"Yielding" outside the context of generators (original) (raw)

I was looking at ways to iterate through directory entries, and came across Path.iterdir(), which according to the documentation:

When the path points to a directory, yield path objects of the directory contents:

Looking at the source code for this method, it does not “yield” anything in the literal Python-sense of the word. It actually does use something that resembles a generator under the hood, namely os.scandir() which does yield a directory entry one at a time, but Path.iterdir() seems to just collect everything it yields into a single collection and returns it.

I personally think this phrasing is confusing. This yielding-but-actually-not-really term is used in other places in documentation as well. It’s especially the case when, like here, the function or method returns an iterable - do we iterate through it one-by-one like a generator? Or might it store a million elements in a single go before we actually iterate through the thing (if we have a large directory structure in this particular case)? The latter poses a potential problem in low-RAM environments.

nedbat (Ned Batchelder) June 14, 2025, 7:51pm 2

I’ve used the verb “produces” when I want to describe what an iterator does without getting into implementation details.

AA-Turner (Adam Turner) June 14, 2025, 7:54pm 3

My interpretation of ‘yield’ here is an instruction to the programmer that results are not returned as a single collection, but that iterating over the returned object will be required. In this case, the function returns an iterator, which behaves similarly to yield in a loop.

I don’t think one can draw inference about memory consumption of a method or function from the return type in a general fashion, but perhaps we can consider improving documentation or guidance for memory usage. This would need some thought, though, as it could introduce unforseen constraints on refactoring in the future.

JamesParrott (James Parrott) June 15, 2025, 12:00pm 4

I think there’s just been a design compromise in that method. Using “produce” instead of “yield” in docs is unambiguous for it and other methods with iter in the name.

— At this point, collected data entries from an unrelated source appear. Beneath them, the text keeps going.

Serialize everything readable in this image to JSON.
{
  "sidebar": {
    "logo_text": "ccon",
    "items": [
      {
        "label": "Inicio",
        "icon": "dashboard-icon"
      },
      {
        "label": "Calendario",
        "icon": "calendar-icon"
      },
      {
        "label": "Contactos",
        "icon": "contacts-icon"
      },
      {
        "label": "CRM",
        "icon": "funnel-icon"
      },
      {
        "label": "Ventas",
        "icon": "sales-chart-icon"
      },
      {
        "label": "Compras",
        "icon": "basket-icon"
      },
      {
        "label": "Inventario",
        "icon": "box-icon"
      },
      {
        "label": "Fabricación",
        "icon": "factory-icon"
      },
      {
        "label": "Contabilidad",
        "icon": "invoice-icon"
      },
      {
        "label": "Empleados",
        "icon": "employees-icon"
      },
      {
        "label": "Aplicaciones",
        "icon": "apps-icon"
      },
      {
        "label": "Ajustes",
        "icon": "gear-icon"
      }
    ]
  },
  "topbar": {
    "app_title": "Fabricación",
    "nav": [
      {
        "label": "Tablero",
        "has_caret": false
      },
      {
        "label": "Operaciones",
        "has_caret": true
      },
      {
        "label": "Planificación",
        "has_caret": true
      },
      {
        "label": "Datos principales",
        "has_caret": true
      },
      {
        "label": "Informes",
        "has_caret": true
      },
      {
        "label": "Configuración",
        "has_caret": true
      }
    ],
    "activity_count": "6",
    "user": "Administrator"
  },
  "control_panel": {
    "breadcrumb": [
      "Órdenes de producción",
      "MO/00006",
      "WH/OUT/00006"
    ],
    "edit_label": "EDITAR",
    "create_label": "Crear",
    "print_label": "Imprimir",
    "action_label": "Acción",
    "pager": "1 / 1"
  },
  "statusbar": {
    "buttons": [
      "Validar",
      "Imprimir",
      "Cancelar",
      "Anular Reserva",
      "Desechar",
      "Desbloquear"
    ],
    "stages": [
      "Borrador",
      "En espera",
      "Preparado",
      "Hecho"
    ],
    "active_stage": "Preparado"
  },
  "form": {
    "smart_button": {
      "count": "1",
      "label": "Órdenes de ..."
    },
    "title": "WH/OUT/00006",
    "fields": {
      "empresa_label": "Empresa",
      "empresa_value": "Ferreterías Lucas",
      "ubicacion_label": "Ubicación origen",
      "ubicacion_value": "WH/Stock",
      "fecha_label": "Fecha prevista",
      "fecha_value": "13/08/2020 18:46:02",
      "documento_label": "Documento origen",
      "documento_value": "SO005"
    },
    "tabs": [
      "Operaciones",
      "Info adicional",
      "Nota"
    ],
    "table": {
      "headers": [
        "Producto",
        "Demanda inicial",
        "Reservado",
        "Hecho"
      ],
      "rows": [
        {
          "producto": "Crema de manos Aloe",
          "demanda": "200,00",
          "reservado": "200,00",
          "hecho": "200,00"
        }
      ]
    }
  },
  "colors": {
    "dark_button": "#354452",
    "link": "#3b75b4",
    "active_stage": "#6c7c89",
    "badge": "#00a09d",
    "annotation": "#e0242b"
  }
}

Regarding the implementation, the memory use from the list comp could be avoided by writing a slightly more elaborate generator. But the existing implementation is tried and tested.

might it store a million elements in a single go before we actually iterate through the thing (if we have a large directory structure in this particular case)? The latter poses a potential problem in low-RAM environments.

I’m genuinely curious, but I think my Beagle boards can handle this. How many low-RAM environments, that can run CPython, have access to file systems with with directories containing a million file objects, and have less than 200MB RAM available (200B is what sys.getsizeof tells me an os.DirEntry object is). And how many devs targeting such environments are going to be relying on pathlib, not optimising their code to handle millions of files in the same directory?

AlSweigart (Al Sweigart) June 15, 2025, 3:38pm 5

Grepping the docs for “generates” would probably produce similar points of possible confusion.

encukou (Petr Viktorin) June 16, 2025, 6:31am 6

I’ve always read “yield” in docs as “returns an iterator of”. (Very convenient with docstrings, to describe the function in the first line.)

A yield statement isn’t the only way to yield things, just like class isn’t the only way to define a class.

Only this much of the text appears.